Per diverse ragioni questa però è più fondamentale di altre. Perché è sciocca come tutte le puntate scritte da John Swartzwelder ma aggredisce un principio basilare e non lo molla, descrivendo bene i meccanismi contorti dei media.

L’inizio è molto semplice ed è il classico quadretto familiare. La mamma (Marge) prepara la cena, il padre (Homer) vuole costruirle un portaspezie, i figli guardano i cartoni. Il portaspezie viene chiaramente malissimo (ma fa ridere che Homer ne sia soddisfattissimo) e accade che Maggie lo colpisca alla testa con un martello.
La sequenza copia quella della doccia di Psyco, è fatta per imitarla quasi inquadratura per inquadratura, con tanto di musica di Bernard Hermann. Oggi è un espediente molto usato, all’epoca era avanguardia pura. Non si tratta di una citazione, non è vestire il personaggio come uno di un film, non è usare battute di un film o citarne qualcosa, è proprio calcare un’azione importante per la trama esattamente come è stato fatto in un grande film. È un’operazione comica a più livelli perché fondata sul ribaltamento più semplice (un terribile maniaco omicida è sostituito da una bambina con il ciuccio) e capace al tempo stesso di operare quell’eccesso che caratterizza l’umorismo dei Simpson. Non basta che il colpo sia uguale ma anche tutta la parte dopo che non è utile, è rifatta come quella di Psyco con la tenda strappata e il sangue (che qui è vernice) nello scolo. Fino anche alla visuale dall’alto. Per questo è stata un punto di non ritorno per tutta la tv.
È lo snodo cruciale della puntata. Marge scopre che quest’idea di colpire il padre Maggie l’ha presa dalla tv, dai cartoni di Grattachecca e Fichetto, e non ci sono dubbi, ci viene mostrato chiaramente: quei cartoni la spingono a compiere i medesimi atti violenti che vede. È così.
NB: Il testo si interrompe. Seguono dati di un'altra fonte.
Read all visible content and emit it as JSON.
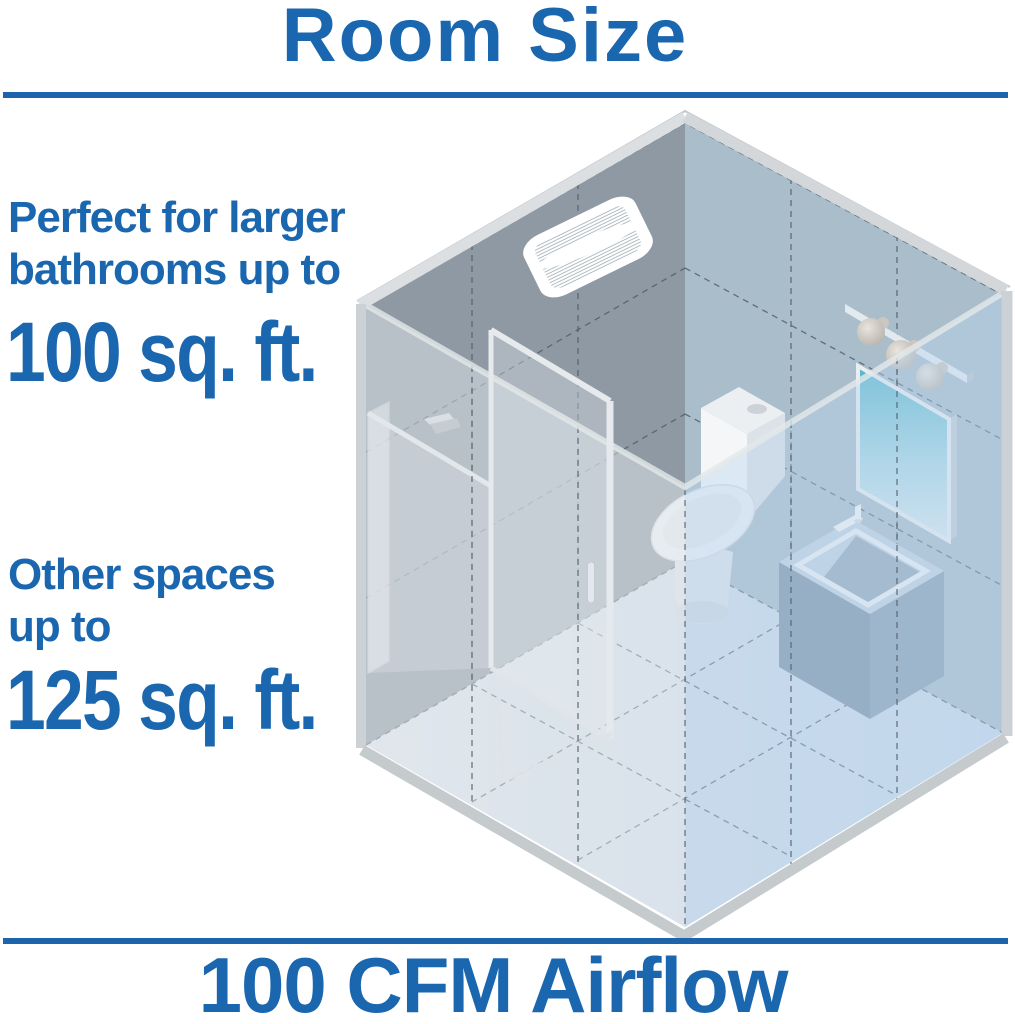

Nella realtà ovviamente le cose non funzionano in questo modo ma per l’economia di questa puntata l’attacco dice che i bambini replicano la violenza che vedono nei cartoni, prende cioè la posizione più dura. Specie per un cartone che poi tramite Grattachecca e Fichetto quella violenza in effetti la mostra. È la cosa pazzesca di Swartzwelder, il fatto che prenda il percorso che nessuno al posto suo prenderebbe e ci mette dalla parte della protesta, dando tutte le ragioni a Marge.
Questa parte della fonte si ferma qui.